Former Sri Lanka Tamil Tiger rebels 'disappear'
- Published
Three Sri Lankan Tamil Tiger rebels who took part in a rehabilitation ceremony last year may subsequently have been taken away by the authorities, a rights campaigner has said.
It has emerged that parents saw photos of their children at the ceremony attended by President Rajapaksa but now know nothing of their fate.
Since 2009 more than 11,000 people have been detained for varying periods.
The authorities say they were attached to the Tamil Tigers.
They are, or have been held, in what are called rehabilitation camps before rejoining their families at big, official ceremonies.

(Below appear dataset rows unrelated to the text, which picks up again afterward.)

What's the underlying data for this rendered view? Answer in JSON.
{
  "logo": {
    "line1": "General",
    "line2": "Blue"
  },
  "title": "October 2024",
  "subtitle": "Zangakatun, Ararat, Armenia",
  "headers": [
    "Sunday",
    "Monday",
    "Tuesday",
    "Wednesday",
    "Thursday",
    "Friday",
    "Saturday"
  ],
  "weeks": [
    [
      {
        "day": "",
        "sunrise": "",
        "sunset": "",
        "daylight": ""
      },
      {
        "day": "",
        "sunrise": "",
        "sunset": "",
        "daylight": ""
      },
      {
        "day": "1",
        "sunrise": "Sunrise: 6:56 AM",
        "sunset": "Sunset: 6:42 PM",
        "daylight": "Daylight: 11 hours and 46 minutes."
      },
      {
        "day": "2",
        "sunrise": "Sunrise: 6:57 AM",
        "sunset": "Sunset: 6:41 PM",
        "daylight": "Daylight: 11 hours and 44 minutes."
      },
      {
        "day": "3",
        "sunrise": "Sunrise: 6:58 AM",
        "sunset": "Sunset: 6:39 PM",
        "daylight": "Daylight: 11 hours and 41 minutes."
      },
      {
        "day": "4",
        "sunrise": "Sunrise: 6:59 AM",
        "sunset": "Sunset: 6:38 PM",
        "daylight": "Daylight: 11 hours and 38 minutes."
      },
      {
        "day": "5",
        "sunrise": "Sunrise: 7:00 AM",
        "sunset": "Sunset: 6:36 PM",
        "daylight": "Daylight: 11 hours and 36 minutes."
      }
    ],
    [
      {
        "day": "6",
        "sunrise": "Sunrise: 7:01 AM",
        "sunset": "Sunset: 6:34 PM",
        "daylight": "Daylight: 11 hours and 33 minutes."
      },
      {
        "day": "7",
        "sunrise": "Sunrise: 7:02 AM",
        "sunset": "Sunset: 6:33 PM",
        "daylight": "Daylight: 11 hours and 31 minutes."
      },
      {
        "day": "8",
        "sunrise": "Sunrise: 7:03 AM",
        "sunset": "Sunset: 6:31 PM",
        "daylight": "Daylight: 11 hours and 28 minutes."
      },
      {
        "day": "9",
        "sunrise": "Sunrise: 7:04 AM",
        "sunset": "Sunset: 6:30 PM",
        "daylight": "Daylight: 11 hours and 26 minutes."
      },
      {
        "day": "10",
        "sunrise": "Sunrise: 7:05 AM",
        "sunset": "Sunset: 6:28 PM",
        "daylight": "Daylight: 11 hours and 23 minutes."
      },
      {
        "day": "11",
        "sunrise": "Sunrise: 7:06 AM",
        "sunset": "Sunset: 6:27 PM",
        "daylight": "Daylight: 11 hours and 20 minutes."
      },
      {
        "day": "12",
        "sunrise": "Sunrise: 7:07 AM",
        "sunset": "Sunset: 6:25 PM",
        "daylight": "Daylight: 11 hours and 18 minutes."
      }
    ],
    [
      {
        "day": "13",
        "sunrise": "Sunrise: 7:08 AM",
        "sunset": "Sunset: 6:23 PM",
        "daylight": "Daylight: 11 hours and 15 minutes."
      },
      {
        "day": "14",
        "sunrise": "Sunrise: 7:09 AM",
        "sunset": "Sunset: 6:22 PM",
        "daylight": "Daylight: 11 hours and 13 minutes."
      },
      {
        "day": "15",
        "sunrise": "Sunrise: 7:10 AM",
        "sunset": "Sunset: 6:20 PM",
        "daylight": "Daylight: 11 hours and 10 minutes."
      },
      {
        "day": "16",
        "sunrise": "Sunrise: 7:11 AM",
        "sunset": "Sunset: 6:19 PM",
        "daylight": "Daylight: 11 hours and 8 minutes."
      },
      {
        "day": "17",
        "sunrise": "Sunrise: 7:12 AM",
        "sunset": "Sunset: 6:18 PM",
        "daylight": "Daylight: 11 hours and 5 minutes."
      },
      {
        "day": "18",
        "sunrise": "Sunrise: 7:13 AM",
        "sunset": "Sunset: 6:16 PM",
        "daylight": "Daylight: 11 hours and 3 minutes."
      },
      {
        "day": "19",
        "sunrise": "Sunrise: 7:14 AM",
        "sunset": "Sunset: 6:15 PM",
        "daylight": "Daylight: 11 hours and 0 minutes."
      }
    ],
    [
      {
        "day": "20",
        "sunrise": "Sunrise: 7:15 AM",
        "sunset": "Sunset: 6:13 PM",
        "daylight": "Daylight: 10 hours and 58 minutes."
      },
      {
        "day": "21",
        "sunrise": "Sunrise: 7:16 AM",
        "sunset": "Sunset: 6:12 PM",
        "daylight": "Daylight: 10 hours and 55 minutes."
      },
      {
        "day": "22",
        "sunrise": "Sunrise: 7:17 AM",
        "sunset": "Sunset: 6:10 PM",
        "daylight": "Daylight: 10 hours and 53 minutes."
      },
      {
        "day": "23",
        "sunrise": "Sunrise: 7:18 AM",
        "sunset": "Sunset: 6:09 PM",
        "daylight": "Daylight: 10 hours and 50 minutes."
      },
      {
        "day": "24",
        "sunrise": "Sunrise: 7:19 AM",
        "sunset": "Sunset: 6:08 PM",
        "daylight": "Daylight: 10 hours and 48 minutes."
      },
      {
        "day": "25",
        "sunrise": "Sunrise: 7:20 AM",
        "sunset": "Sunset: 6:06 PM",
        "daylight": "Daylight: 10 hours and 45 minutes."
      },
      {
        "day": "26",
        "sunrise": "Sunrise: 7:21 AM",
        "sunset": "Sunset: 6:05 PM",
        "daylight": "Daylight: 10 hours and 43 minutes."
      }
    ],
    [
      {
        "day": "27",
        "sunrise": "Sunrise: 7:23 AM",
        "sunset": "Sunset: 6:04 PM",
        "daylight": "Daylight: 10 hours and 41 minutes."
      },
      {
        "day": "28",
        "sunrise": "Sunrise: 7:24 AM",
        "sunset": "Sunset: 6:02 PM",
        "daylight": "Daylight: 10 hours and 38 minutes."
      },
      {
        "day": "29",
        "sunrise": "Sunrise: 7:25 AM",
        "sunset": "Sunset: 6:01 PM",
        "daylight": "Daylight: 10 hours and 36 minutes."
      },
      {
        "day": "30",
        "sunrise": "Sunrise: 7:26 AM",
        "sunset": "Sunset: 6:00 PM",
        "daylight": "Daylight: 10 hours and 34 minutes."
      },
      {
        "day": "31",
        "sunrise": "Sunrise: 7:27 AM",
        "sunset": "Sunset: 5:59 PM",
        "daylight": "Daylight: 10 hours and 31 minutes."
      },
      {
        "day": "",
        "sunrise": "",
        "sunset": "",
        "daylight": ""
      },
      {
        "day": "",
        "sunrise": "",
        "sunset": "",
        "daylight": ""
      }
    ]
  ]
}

But the government failed to reunite at least three young men with their families at a ceremony at the president's office, attended by him, last September.
It did not even tell their families that the men were in the camps or attending the event - the parents only learned their sons were present when they saw them in a newspaper photograph.
'No registration process'
Human rights campaigner and former MP Mano Ganesan says that when they saw the photograph they made inquiries with police, the government and the army but got only "negative responses". He said that there may have been similar disappearances after earlier ceremonies.
The official in charge of rehabilitation, Brigadier Dharshana Hettiarachchi, said earlier that all the young people were handed to their families.
But he has now told the BBC that he is "looking into" these cases and asked concerned parents to visit him.
Brig Hettiarachchi acknowledged there was no registration or signing process when alleged ex-combatants rejoin their families.
Interviewed by the Indian paper The Hindu on Wednesday, the mother of one of the three missing men, Saroja Devi, from Mullaitivu, said her son had once been conscripted by the Tamil Tigers but escaped rebel-held territory by boat from Mullaitivu in July 2008.
She said he had surrendered to the navy but she had never seen him again until recognising him and two friends in the photograph taken at the ceremony.
Most official "handover" ceremonies have taken place in northern Sri Lanka - but the one on 30 September was at Temple Trees, office of the Sri Lankan president, in the presence of several foreign ambassadors. Some 1,800 former rebel cadres were said to be present.
The rehabilitation department told the BBC that no-one is now being held for rehabilitation for longer than a year and that there are currently about 660 alleged ex-combatants undergoing the process.